Kris pulled a manila folder from his bag and laid out nineteen photos. He placed Marwan al-Shehhi and Mohamed Atta’s photos right in front of Tadmir.

Tadmir’s eyes were wide, so round and huge Kris could see whites all around his dark irises. His gaze flicked from the photos to Kris and back, lingering on al-Shehhi.

“These are the hijackers who murdered thousands.” He tapped al-Shehhi’s photo. “Your friend flew United Airlines 175 into the South Tower in Manhattan.”

Tadmir’s jaw dropped. All the oxygen seemed to disappear, sucked out of the tiny, drab interrogation room. Shock poured from Tadmir, and he stared down at al-Shehhi’s photo as he shook his head, over and over, his mouth hanging open. “How… how is this possible?”

“You tell me. You’re al-Qaeda.”

“Not like this… Allah forgive me, not like this. This is not what I believe in. The Sheikh… he’s gone crazy.”

“These men, they are all al-Qaeda?”

“Yes, all of them. I recognize them all. They were at my guesthouse near Tarnak Farms…” Tears welled in his eyes. One hand reached for al-Shehhi’s photo, his quivering fingers touching the image as if he could touch al-Shehhi’s face so gently. “Why?” he whispered.

Kris stayed silent. His heart raced, pounding out a bassline drumbeat in his mind, hard enough to crack his skull. Blood burned in his veins. Ash filled his nose, his eyes, his lungs, searing everything until he could taste the flames, the jet fuel dripping through the Twin Towers’ superstructure, could feel the singe on his own soul. Across from him, Tadmir wept for the friend he’d lost, and Kris tasted the bitterness of failure and shame.

Ashes to ashes, dust to dust.

Tadmir wiped his eyes, blinking. “I am sorry,” he said slowly. “This is not right. It is not what I believe. They were supposed to fight in Israel, in Chechnya. Against soldiers. Governments. Not this. So I will help you. What do you need from me?”

“Everything.”

 

 

 

The FBI agents, who’d been watching the interrogation on closed-circuit TVs, joined him. Together they asked Tadmir for details about the hijackers, their time at the al-Qaeda training camps, their connections to Bin Laden.

Tadmir gave them everything.

He smoked the entire pack of cigarettes, and his eyes kept straying to al-Shehhi’s photo.
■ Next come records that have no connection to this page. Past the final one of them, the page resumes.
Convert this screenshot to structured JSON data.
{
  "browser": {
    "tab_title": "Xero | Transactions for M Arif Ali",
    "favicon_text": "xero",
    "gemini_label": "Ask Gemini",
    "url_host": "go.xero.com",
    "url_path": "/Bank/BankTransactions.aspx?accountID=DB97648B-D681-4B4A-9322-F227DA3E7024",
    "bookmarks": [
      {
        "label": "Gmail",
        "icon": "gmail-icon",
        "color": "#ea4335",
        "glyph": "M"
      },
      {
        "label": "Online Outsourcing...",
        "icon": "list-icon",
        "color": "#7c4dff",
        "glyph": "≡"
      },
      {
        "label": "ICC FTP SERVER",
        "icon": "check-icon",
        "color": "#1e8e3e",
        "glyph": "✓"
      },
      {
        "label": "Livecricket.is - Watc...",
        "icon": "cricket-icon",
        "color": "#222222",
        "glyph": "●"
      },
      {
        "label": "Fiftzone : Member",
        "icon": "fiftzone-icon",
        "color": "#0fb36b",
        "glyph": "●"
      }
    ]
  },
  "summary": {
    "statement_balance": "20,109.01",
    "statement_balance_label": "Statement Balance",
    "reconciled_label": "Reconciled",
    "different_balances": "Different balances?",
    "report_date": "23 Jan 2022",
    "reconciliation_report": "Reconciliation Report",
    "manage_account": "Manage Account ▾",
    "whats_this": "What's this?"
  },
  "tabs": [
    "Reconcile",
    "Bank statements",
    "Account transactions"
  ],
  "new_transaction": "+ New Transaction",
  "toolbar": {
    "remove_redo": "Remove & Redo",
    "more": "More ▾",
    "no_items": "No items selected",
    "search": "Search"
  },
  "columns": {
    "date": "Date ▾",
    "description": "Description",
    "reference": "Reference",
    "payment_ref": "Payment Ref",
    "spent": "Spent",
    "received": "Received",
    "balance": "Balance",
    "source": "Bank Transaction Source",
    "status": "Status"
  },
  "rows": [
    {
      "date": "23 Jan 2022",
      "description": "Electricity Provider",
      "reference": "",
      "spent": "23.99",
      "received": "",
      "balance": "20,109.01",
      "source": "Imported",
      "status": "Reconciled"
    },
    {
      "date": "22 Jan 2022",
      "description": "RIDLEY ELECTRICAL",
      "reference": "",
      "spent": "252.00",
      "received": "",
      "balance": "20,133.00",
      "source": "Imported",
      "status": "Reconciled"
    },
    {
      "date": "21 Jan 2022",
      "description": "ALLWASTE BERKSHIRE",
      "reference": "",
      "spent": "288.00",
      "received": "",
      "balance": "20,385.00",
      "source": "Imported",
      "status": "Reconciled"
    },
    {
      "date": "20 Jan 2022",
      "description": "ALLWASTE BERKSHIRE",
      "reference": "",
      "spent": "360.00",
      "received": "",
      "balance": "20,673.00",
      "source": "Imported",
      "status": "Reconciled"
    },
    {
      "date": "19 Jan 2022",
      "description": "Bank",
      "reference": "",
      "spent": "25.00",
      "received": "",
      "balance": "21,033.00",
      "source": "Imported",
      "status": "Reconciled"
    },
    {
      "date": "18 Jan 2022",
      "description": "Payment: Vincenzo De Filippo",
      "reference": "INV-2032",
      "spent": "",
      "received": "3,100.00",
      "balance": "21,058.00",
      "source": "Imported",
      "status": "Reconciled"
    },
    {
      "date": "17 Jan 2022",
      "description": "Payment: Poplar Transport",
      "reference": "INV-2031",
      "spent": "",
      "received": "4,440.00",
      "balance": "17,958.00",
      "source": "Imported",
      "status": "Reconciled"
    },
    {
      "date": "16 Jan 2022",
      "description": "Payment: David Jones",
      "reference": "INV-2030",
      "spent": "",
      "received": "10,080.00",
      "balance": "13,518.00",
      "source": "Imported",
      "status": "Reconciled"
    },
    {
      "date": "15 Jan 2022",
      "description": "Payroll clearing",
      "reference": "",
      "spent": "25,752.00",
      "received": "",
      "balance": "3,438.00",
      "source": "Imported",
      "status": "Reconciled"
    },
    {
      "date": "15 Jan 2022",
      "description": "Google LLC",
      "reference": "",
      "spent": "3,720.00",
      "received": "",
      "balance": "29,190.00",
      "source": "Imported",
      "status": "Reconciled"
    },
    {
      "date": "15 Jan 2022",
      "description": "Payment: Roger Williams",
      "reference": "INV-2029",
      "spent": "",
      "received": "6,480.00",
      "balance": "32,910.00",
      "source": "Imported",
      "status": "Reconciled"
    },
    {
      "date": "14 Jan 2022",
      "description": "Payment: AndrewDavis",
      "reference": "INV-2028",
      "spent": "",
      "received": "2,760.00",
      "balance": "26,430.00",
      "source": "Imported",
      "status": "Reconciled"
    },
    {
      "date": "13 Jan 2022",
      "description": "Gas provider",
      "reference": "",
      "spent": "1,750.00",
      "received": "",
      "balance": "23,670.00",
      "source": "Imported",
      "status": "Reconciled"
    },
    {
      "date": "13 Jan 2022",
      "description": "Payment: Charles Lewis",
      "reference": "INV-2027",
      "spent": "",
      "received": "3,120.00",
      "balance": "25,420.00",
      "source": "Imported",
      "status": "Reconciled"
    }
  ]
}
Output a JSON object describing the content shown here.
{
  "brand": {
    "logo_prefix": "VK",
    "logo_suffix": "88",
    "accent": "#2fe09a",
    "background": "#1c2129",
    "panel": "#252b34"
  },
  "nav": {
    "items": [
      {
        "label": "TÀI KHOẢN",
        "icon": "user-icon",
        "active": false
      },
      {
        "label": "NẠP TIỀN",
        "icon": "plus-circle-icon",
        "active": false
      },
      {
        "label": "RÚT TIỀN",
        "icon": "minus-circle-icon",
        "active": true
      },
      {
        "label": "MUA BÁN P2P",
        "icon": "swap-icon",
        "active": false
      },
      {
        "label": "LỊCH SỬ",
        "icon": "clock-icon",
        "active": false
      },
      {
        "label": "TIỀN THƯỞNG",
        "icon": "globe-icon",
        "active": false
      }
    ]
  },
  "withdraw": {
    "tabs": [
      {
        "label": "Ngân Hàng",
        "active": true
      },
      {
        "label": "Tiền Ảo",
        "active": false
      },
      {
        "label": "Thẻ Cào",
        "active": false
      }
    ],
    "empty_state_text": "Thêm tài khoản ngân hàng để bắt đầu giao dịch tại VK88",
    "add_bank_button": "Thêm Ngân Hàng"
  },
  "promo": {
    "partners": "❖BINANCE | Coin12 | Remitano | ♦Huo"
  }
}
He shook his head, every time, and then launched into describing al-Qaeda’s defenses and marked on the map where he knew the Taliban had entrenched their own defensive positions.

After twelve hours of listening to Tadmir spill his soul, Kris ducked out. His hands were shaking, his legs, his whole body. He held himself up, one hand on the wall, as he walked toward a dingy window. He had to call Washington.

Williams picked up on the third ring. The satellite connection was scratchy, as if Williams were more than just a world away. “Kris, great job. Really great stuff. Thatcher and I are on the way to the White House to brief the president. Come home. Fly back to DC right away. We need you for what’s coming next.